STPI Presents Han Sai Por’s “The Forest and Its Soul”
By STPI – Creative Workshop and Gallery
* This post is presented by STPI — Creative Workshop and Gallery.
“I like to experiment so as to discover the material that I’m working with through my hands-on approach. This is a language for me, allowing me to interpret the vision that I have. At STPI, it was about this kind of experimenting and discovering.” —Han Sai Por
“The Forest and Its Soul” marks the second residency and solo exhibition of Singaporean artist Han Sai Por with STPI. Following her first residency in 2013, the sculptor returned to the Creative Workshop to create 35 new print and paper works in a span of three weeks. Using technologies that are new to the artist, such as photo intaglio and laser-cutting, the works exemplify Han’s enduring artistic exploration unbounded by a singular medium, even at this stage of her multi-decade-long career.
This body of work draws from the artist’s experience of walking through dense forests, which Han describes as “an emotional landscape.” Additionally, it evokes the boundless energy of the multilayered forest ecosystem, composed of many elements: blowing wind, dancing leaves, rolling waters, mud teeming with microlife, detritus on the floor, and more.
The impression of layers and depth in the works presented (all 2022) is achieved through a myriad of techniques. For the sweeping abstraction Sea Vision, after the shape of the canvas had been formed through paper casting, Han continued to hand-sculpt areas of the work to accentuate its depth despite its seeming two-dimensionality.

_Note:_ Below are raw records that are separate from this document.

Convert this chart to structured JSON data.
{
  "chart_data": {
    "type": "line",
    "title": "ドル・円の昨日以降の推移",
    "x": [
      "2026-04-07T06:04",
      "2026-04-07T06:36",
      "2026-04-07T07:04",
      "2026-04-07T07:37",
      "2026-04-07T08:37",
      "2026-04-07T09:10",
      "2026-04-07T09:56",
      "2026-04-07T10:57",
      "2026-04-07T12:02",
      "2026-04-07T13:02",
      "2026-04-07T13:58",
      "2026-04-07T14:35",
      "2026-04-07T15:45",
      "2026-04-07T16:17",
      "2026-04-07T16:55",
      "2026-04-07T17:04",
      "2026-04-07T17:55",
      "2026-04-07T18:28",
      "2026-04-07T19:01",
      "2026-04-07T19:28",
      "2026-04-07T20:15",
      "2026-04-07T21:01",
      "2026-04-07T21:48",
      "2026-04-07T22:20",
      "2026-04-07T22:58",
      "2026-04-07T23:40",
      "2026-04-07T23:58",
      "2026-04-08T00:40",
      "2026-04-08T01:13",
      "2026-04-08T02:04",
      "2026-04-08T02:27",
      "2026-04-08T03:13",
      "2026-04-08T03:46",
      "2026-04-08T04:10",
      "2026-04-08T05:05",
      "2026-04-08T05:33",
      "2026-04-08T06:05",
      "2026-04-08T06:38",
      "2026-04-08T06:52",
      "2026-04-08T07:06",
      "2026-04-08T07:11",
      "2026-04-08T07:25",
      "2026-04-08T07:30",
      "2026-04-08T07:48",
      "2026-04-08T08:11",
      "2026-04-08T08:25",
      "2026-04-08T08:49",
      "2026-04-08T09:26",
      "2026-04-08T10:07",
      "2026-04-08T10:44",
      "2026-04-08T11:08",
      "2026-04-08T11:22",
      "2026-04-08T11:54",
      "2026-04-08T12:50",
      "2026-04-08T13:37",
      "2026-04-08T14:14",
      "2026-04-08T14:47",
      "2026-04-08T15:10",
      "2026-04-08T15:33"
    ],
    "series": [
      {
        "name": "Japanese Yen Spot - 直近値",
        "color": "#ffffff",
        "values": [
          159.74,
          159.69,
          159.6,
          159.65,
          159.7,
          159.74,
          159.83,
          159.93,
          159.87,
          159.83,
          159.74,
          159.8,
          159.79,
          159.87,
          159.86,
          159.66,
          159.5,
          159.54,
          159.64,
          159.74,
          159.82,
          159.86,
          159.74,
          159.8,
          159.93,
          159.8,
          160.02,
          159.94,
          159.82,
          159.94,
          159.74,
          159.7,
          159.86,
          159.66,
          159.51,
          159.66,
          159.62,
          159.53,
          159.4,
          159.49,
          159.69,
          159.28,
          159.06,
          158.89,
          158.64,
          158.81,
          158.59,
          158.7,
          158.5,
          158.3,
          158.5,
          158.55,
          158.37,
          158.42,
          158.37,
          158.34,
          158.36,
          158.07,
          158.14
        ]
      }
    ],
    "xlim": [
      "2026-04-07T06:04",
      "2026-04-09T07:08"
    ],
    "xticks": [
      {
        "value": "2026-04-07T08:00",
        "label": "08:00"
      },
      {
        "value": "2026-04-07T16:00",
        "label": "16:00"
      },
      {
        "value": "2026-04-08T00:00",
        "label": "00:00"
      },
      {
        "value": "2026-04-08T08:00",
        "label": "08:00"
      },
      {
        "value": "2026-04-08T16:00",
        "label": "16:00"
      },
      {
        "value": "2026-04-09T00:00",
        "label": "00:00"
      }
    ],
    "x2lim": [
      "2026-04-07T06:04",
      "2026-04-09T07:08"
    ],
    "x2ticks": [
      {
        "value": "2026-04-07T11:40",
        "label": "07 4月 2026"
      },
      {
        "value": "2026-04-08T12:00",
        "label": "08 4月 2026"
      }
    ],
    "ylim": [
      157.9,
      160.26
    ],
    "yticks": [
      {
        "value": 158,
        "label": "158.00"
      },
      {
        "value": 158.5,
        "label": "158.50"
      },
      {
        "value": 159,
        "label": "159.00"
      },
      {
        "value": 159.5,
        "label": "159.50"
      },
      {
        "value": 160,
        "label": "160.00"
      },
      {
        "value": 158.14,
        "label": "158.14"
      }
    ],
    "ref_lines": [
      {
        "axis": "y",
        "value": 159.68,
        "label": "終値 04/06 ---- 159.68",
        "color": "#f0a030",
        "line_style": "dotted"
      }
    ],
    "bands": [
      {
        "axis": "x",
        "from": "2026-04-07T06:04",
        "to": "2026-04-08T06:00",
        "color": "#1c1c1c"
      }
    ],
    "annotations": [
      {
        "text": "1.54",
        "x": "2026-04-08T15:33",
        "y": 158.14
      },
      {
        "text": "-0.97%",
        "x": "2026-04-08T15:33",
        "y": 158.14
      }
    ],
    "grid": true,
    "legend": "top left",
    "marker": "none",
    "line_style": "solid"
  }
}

Working heavily with STPI’s laser-cut machine for In the Silence and her Night and Day series, the artist carved many ghostly, skeletal trees out of textured paper handmade in STPI, and subsequently layered one atop the other. In creating the Burning Forest series, Han transformed her sketches into a fiery forest through the laser-etch technique.
Presented with the possibilities of photo intaglio, the artist was able to capture her meticulously detailed sketches—where the highlights and shadows are skilfully expressed through the artist’s hand—in the medium of print. “The Forest and Its Soul” articulates the artist’s long-lasting relationship with nature and its many components, and circles back to her view of it as a highly textural, multilayered landscape.
Ultimately, Han hopes for visitors to reacquaint themselves with the full breadth of nature, and to encourage care and reverence for the living world all around us.
About Han Sai Por
A formidable artistic figure with more than 50 years of practice, Han Sai Por (b. 1943, Singapore) is one of Asia’s leading modern sculptors and a recipient of Singapore’s Cultural Medallion Award in 1995. Her experiences have shaped her aesthetic language of understated, geometric, and organic forms; marble sculptures appear pliant, making for instantly recognizable works that speak of her years of experience.
Her education in fine arts and landscape architecture strengthened her keen understanding of nature and the environment that influenced her work. Most of her works are inspired by the flora and fauna in the tropical forests of Southeast Asia. They often comment on the changing landscapes in the region and the deforestation that adversely impacts the environment and ecosystems.
Han has won international acclaim and participated in numerous international exhibitions and projects around the world. Her works can be found in the collections of the National Gallery Singapore, Singapore Art Museum, National Museum in Beijing, and the Australian Parliament.
STPI is a creative workshop and contemporary art gallery based in Singapore. Established in 2002, STPI is committed to promoting artistic experimentation in the mediums of print and paper, making it one of the most cutting-edge destinations for contemporary art in Asia. STPI sits alongside National Gallery Singapore and the Singapore Art Museum as part of the national Visual Arts Cluster of leading institutions in the region.
Han Sai Por’s “The Forest and Its Soul” is on view at the STPI Gallery, Singapore, until May 22, 2022.